Wednesday, 3 August 2011

RISK RISES DRAMATICALLY






The third 'Head-and-Shoulders' pattern in three years.
In contrast to June 2010 when I posted a similar chart, mainstream financial media 

don't seem to have made much of it:
if this is an indication of trader complacency, we're in trouble.




Just a couple of days after I posted warning of an on-coming economic train, the world's stock market investors have begun sending out signals of distress like they're tied to the tracks.




I'll shortly be posting some of the charts I watch most closely, all of which are now telling a similar unsettling tale, but I think it's important to alert you to the immediate danger - a swift drop in the S&P500 (and correlated markets around the world) of approximately 10% from current levels. 




The chart above is a little busy, but rather than risk some readers wandering off to make coffee and watch Celebrity Apprentice I'm trying to keep this as succinct as possible.




Essentially, there is risk of a crash here.  



My fears are these:




1.  Complacency is remarkably high in the face of a persistent sell-off, as demonstrated by various poular sentiment measures.  Without the onset of serious fear or panic, the market will not be able to find a lasting bottom. 





The Equity Put-Call ratio measures the desire of traders to protect themselves from downside risk.  Right now they're not that concerned,
suggesting many are counting on a bounce.


This is a recipe for a continued sell-off.




2. Liquidity is limited following the end of QE2, and QE3 remains a trader's distant dream.  The amount of cash held at mutual funds is at historic lows, thus providing little fuel for buying and little ability to fund investor redemption demands except by selling.




3.  European political leaders appear struck dumb in the face of a vicious market sell-off.  Many major banks are in near-meltdown.  Where is the leadership?  This can only inspire further selling.




4.  The price patterns suggest a high probability of going lower, either imminently or after a modest bounce.  We now have a sequence of lower highs and lower lows in the major indicies, defining a new downtrend, and the bull market's 28-month long trendline is definitively broken.
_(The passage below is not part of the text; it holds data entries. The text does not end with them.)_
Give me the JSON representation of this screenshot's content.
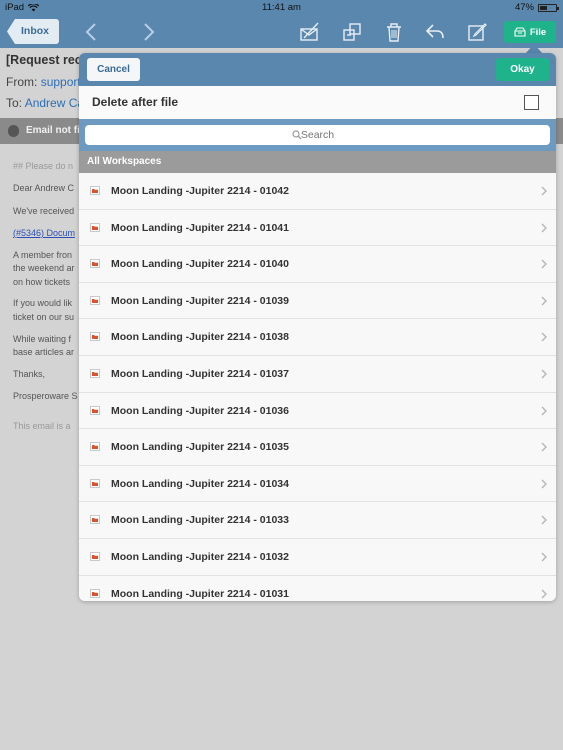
{
  "status_bar": {
    "device": "iPad",
    "time": "11:41 am",
    "battery": "47%",
    "battery_level": 0.47
  },
  "toolbar": {
    "back_label": "Inbox",
    "file_label": "File"
  },
  "email": {
    "subject": "[Request rec",
    "from_label": "From:",
    "from_value": "support",
    "to_label": "To:",
    "to_value": "Andrew Ca",
    "banner": "Email not fil",
    "body": [
      {
        "text": "## Please do n",
        "style": "muted"
      },
      {
        "text": "Dear Andrew C",
        "style": "normal"
      },
      {
        "text": "We've received",
        "style": "normal"
      },
      {
        "text": "(#5346) Docum",
        "style": "link"
      },
      {
        "text": "A member fron",
        "style": "normal"
      },
      {
        "text": "the weekend ar",
        "style": "normal"
      },
      {
        "text": "on how tickets",
        "style": "normal"
      },
      {
        "text": "If you would lik",
        "style": "normal"
      },
      {
        "text": "ticket on our su",
        "style": "normal"
      },
      {
        "text": "While waiting f",
        "style": "normal"
      },
      {
        "text": "base articles ar",
        "style": "normal"
      },
      {
        "text": "Thanks,",
        "style": "normal"
      },
      {
        "text": "Prosperoware S",
        "style": "normal"
      },
      {
        "text": "This email is a",
        "style": "muted"
      }
    ]
  },
  "popover": {
    "cancel_label": "Cancel",
    "okay_label": "Okay",
    "delete_label": "Delete after file",
    "delete_checked": false,
    "search_placeholder": "Search",
    "section_title": "All Workspaces",
    "workspaces": [
      "Moon Landing -Jupiter 2214 - 01042",
      "Moon Landing -Jupiter 2214 - 01041",
      "Moon Landing -Jupiter 2214 - 01040",
      "Moon Landing -Jupiter 2214 - 01039",
      "Moon Landing -Jupiter 2214 - 01038",
      "Moon Landing -Jupiter 2214 - 01037",
      "Moon Landing -Jupiter 2214 - 01036",
      "Moon Landing -Jupiter 2214 - 01035",
      "Moon Landing -Jupiter 2214 - 01034",
      "Moon Landing -Jupiter 2214 - 01033",
      "Moon Landing -Jupiter 2214 - 01032",
      "Moon Landing -Jupiter 2214 - 01031"
    ]
  },
  "colors": {
    "toolbar": "#5a87ad",
    "accent_green": "#1eb38a",
    "link": "#2c6fb6",
    "folder_icon": "#d9532c"
  }
}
Further, tests show the head-and-shoulders pattern to be around 70% successful in breaking down to its technical target (the two recent failures in the daily charts may have lulled investors into complacency).  Also, a break of the 200-day moving average after a very long streak above has often led to a strong bounce, but notable failures include the horror crashes of 1929, 1946, 1962 and 1987.






ON NOT TRYING TO BE A HERO




Investors are reacting to two major  macro developments - a sharply slowing world and US economy and the potentially disastrous situation unfolding in Europe.




In the face of these conditions, I am expecting to see lower prices ahead even if we get a bounce over the next few days.  With risks markedly heightened, I see absolutely no reason to stay invested on the long side until we see evidence of investor panic and /or a marked drop-off in selling pressure.  So I'll be using any minor rebound here to liquidate longs.  Meantime, I remain short the major European, Brazilian and Chinese stock indexes.




For long-only stock market investors, 1250 on the S&P500 should be your line in the sand.  




Avoid complacency: below that level I suggest you consider either selling or hedging however you can.